Corybantlar hizmet dağılımı yaparak, “dendrphorus-ağaç taşıyanlar”, “cannaphorus” gruplarında yer alırlardı. Bu örgütlenmeye girmeyen, bir tür derviş diye niteleyebileceğimiz “metagyrtes” denilen gezginci din şarlatanları da “Kybele” adına halkı sömürürdü.

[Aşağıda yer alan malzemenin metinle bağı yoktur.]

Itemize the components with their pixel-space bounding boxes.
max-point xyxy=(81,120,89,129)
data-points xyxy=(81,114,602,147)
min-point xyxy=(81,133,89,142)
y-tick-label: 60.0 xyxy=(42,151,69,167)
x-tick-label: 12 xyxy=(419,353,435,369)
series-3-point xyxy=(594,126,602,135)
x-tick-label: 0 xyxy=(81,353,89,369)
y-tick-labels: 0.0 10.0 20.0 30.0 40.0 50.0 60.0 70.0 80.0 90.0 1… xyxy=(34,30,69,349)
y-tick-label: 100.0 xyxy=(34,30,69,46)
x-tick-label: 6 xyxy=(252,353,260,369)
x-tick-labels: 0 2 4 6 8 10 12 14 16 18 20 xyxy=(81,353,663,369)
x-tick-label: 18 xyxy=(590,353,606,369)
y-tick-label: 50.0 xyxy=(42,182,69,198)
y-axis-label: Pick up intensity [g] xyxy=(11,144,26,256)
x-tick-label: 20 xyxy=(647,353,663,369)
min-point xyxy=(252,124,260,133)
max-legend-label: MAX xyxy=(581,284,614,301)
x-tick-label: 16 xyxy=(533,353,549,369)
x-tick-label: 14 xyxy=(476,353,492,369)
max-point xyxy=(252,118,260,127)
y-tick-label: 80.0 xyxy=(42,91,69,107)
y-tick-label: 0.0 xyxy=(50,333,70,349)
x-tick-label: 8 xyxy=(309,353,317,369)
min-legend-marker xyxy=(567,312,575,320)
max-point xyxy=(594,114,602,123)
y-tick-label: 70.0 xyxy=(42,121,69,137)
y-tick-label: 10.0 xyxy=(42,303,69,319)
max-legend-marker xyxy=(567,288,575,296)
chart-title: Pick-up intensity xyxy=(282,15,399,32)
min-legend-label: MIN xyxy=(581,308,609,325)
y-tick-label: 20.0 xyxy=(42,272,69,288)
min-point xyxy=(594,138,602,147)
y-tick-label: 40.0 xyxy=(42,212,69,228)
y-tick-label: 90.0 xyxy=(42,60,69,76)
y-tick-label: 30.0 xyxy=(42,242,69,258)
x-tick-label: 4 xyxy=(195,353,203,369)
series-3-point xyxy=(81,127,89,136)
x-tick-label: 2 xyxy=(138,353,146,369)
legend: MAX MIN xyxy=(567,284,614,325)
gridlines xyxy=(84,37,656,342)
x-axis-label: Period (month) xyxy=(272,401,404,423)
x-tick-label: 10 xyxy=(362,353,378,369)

Roma’da, Kybele ve Attis mitosunu canlandıran festival 15–27 Mart arası düzenleniyordu. “Canna intrat-kamış getirme” ve “taurobolium-boğa kurbanı” ile başlayan törenler, ayın 20’sinde “arbor intrat-ağaç getirme” (badem ağacı), 22’sinde Attis’in sakatlanmasının simgesi “çam ağacı getirme”, 24’ünde yas günü (dies sanguinis-kanlı gün) ile sürdürülürdü. Yas gününde tekrar öküz kurban edilirdi. Ayın 25’inde Hilaria yani Attis’in dirilişi kutlanırdı. İmparator Claudius’dan itibaren, nisan ayında “Megalaesia” adında Kybele şenlikleri düzenlenmeye başlandı. Bu şenliklerden başka, gizli ritüeller de uygulanırdı. Bu törenlerde inisiyeler (dine yeni girecek olanlar) boğa kurbanı ve “criobolium-koç kurbanı” ile kutsanırlar; bazen kızgın demirle dağlanırlardı.

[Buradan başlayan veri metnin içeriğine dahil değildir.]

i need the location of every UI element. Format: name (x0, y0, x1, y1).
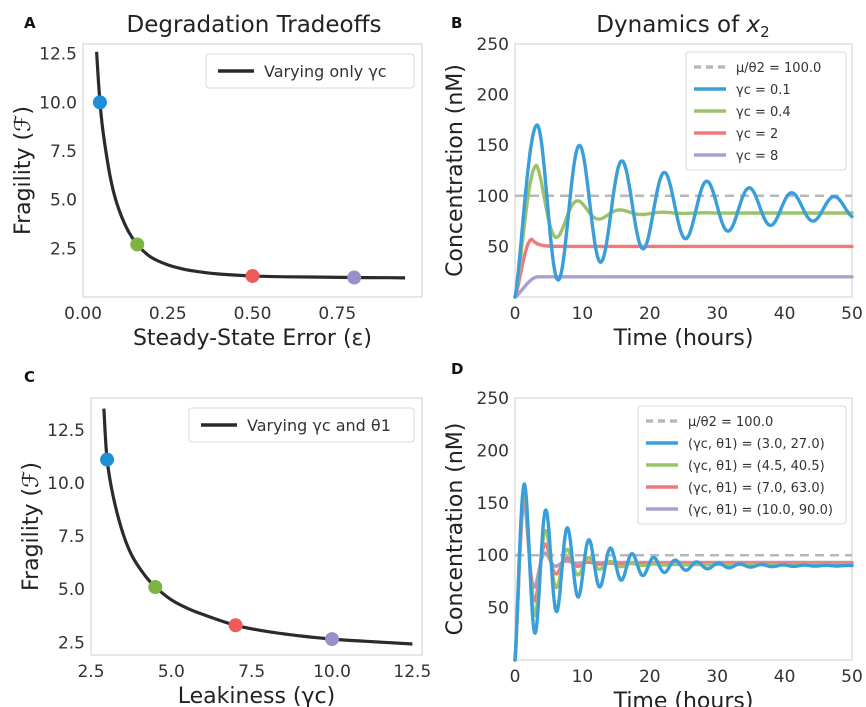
panel-b-y-tick-label: 250 (477, 35, 509, 55)
panel-d-legend-label: μ/θ2 = 100.0 (688, 415, 773, 430)
panel-c-legend-label: Varying γc and θ1 (247, 416, 391, 435)
panel-b-y-tick-label: 50 (487, 237, 509, 257)
panel-b-title: Dynamics of x2 (596, 12, 769, 41)
panel-a-marker-point (130, 237, 145, 252)
panel-d-x-tick-label: 50 (841, 667, 863, 687)
panel-d-x-tick-label: 40 (774, 667, 796, 687)
panel-b-series-line (513, 163, 854, 299)
panel-a-y-tick-label: 12.5 (39, 45, 77, 65)
panel-a-y-axis-label: Fragility (ℱ) (11, 106, 36, 235)
panel-a-title: Degradation Tradeoffs (127, 12, 382, 38)
panel-c-x-axis-label: Leakiness (γc) (178, 684, 335, 707)
panel-c-x-tick-label: 2.5 (77, 662, 104, 682)
panel-a-marker-point (347, 270, 362, 285)
panel-b-title-prefix: Dynamics of (596, 12, 746, 38)
panel-a-x-tick-label: 0.25 (149, 304, 187, 324)
panel-a-x-tick-label: 0.75 (318, 304, 356, 324)
panel-c-y-tick-label: 2.5 (58, 633, 85, 653)
panel-c-y-axis-label: Fragility (ℱ) (19, 462, 44, 591)
panel-c-x-tick-label: 12.5 (393, 662, 431, 682)
panel-d-legend-label: (γc, θ1) = (7.0, 63.0) (688, 481, 825, 496)
panel-c-legend-box (188, 407, 415, 443)
panel-d: 0 10 20 30 40 50 50 100 150 200 250 Time (hours) Con… (443, 389, 863, 707)
panel-b-x-tick-label: 30 (706, 304, 728, 324)
panel-b: 0 10 20 30 40 50 50 100 150 200 250 Time (hours) Con… (443, 35, 863, 351)
panel-d-x-axis-label: Time (hours) (613, 689, 754, 707)
panel-a-plot-frame (82, 43, 423, 298)
panel-b-x-tick-label: 0 (510, 304, 521, 324)
panel-c-y-tick-label: 5.0 (58, 580, 85, 600)
panel-c-y-tick-label: 7.5 (58, 527, 85, 547)
panel-b-legend-label: γc = 8 (736, 149, 778, 164)
panel-d-y-tick-label: 250 (477, 389, 509, 409)
panel-d-legend-label: (γc, θ1) = (3.0, 27.0) (688, 437, 825, 452)
panel-b-y-tick-label: 100 (477, 187, 509, 207)
panel-d-series-line (513, 499, 854, 662)
panel-label-d: D (451, 360, 463, 378)
panel-d-x-tick-label: 30 (706, 667, 728, 687)
panel-c-x-tick-label: 5.0 (158, 662, 185, 682)
panel-c-x-tick-label: 10.0 (313, 662, 351, 682)
panel-b-x-tick-label: 20 (639, 304, 661, 324)
panel-b-legend-box (685, 51, 847, 171)
panel-d-series-line (513, 482, 854, 662)
panel-a-y-tick-label: 10.0 (39, 93, 77, 113)
panel-d-legend-box (637, 405, 847, 525)
panel-d-x-tick-label: 0 (510, 667, 521, 687)
panel-d-plot-frame (514, 397, 853, 661)
panel-b-plot-frame (514, 43, 853, 298)
panel-d-y-tick-label: 200 (477, 441, 509, 461)
panel-b-x-tick-label: 40 (774, 304, 796, 324)
panel-a-x-tick-label: 0.50 (234, 304, 272, 324)
panel-b-x-tick-label: 50 (841, 304, 863, 324)
panel-c-y-tick-label: 10.0 (47, 474, 85, 494)
panel-b-series-line (513, 275, 854, 299)
panel-c: 2.5 5.0 7.5 10.0 12.5 2.5 5.0 7.5 10.0 12.5 Leakin… (19, 397, 431, 707)
panel-b-y-axis-label: Concentration (nM) (443, 64, 468, 277)
panel-label-c: C (24, 368, 35, 386)
panel-b-series-line (513, 237, 854, 299)
panel-d-x-tick-label: 20 (639, 667, 661, 687)
panel-b-legend-label: γc = 0.4 (736, 105, 791, 120)
panel-b-legend-label: μ/θ2 = 100.0 (736, 61, 821, 76)
panel-a-marker-point (245, 268, 260, 283)
panel-b-legend-label: γc = 0.1 (736, 83, 791, 98)
panel-label-b: B (451, 14, 462, 32)
panel-b-title-sub: 2 (760, 23, 770, 41)
panel-b-x-tick-label: 10 (572, 304, 594, 324)
panel-a-y-tick-label: 2.5 (50, 239, 77, 259)
panel-a-legend-label: Varying only γc (264, 62, 387, 81)
panel-b-x-axis-label: Time (hours) (613, 326, 754, 351)
panel-d-y-tick-label: 100 (477, 546, 509, 566)
panel-c-marker-point (148, 580, 163, 595)
panel-a-y-tick-label: 5.0 (50, 191, 77, 211)
panel-a-x-tick-label: 0.00 (64, 304, 102, 324)
panel-d-x-tick-label: 10 (572, 667, 594, 687)
panel-label-a: A (24, 14, 36, 32)
panel-d-y-tick-label: 150 (477, 494, 509, 514)
panel-a-legend-box (205, 53, 415, 89)
panel-c-plot-frame (90, 397, 423, 656)
panel-b-y-tick-label: 150 (477, 136, 509, 156)
panel-a-tradeoff-curve (95, 51, 406, 280)
panel-a-x-axis-label: Steady-State Error (ε) (133, 326, 372, 351)
panel-a-marker-point (92, 95, 107, 110)
panel-c-y-tick-label: 12.5 (47, 421, 85, 441)
panel-d-legend-label: (γc, θ1) = (4.5, 40.5) (688, 459, 825, 474)
panel-c-marker-point (325, 632, 340, 647)
panel-b-series-line (513, 123, 854, 299)
panel-c-x-tick-label: 7.5 (238, 662, 265, 682)
panel-b-y-tick-label: 200 (477, 86, 509, 106)
panel-c-marker-point (100, 452, 115, 467)
panel-a: 0.00 0.25 0.50 0.75 2.5 5.0 7.5 10.0 12.5 Steady-… (11, 43, 423, 351)
panel-c-tradeoff-curve (102, 408, 413, 646)
panel-b-title-var: x (746, 12, 761, 38)
panel-d-legend-label: (γc, θ1) = (10.0, 90.0) (688, 503, 833, 518)
panel-c-marker-point (228, 618, 243, 633)
panel-a-y-tick-label: 7.5 (50, 142, 77, 162)
panel-d-y-axis-label: Concentration (nM) (443, 423, 468, 636)
panel-d-y-tick-label: 50 (487, 599, 509, 619)
panel-b-legend-label: γc = 2 (736, 127, 778, 142)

Yunan ve Roma sanatçıları Tanrıçayı, Frigya’dan aldıkları gelenekle iki aslan arasına oturmuş kadın figürü olarak ve elinde bereket boynuzu, başında gurur tacı olduğu hâlde betimlediler. Napoli Ulusal, Villa Pamphili, Vatika müzelerindeki heykelleri böyledir. Floransa’da büstü vardır. Ayrıca, gerek yalnız gerekse Attisle birlikde pek çok tabloya, çeşitli grafik sanatlara hatta halı üzerine yapılmış resimlere konu olmuştur. Roma dininin İ.Ö.VI. asırda başlayan Helenleşmesi Kybele’ye de İ.Ö.II. asırda yer verdi. Napolinin 20 km. kadar batısında kutsal bir kent olan Cumae’de “Sibylline Kitapları” yazıldı. Oysa bu kenti İ.Ö.VIII. yüzyılda Yunan kolonistleri kurmuşlar ve oradaki bir mağarayı kâhinlik merkezi yapmışlardı.

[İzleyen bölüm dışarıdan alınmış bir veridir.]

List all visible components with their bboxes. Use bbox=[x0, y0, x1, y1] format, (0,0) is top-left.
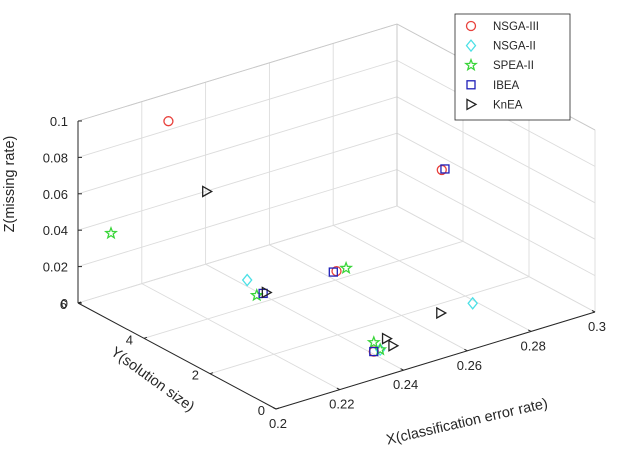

İnanışa göre, cadaloz bir bilici kadın buraya dokuz kehanet kitabı getirmiş. Sibyl kehanetlerini Vergilius da Eclogue IV. de yazmış. Plutarkhos’un yorumladığı gibi bu kehanetler, Yunan kentlerinin yıkımı, barbar ordularının istilâsı misali meşum öngörülermiş. Romalılar ise, Kartaca tehdidi, fırtına ve dolu gibi doğa afetleri ile geçirdikleri sıkıntılı günlerde İ.Ö.204’de Yunanlılardan öğrendikleri Sibyl kitaplarına başvuruyorlar; Frig kent’i Pessinos’un Ulu Tanrıçası Kybele’nin Roma’ya getirilmesi öğüdünü alıyorlar. Kara bir taş parçası halinde getirilen (baitylos) Tanrıça figürü Palatinus’daki tapınağa yerleştiriliyor. Bu kült Romanın çöküş dönemi olan M.S.IV. asırda kaybolacaktır.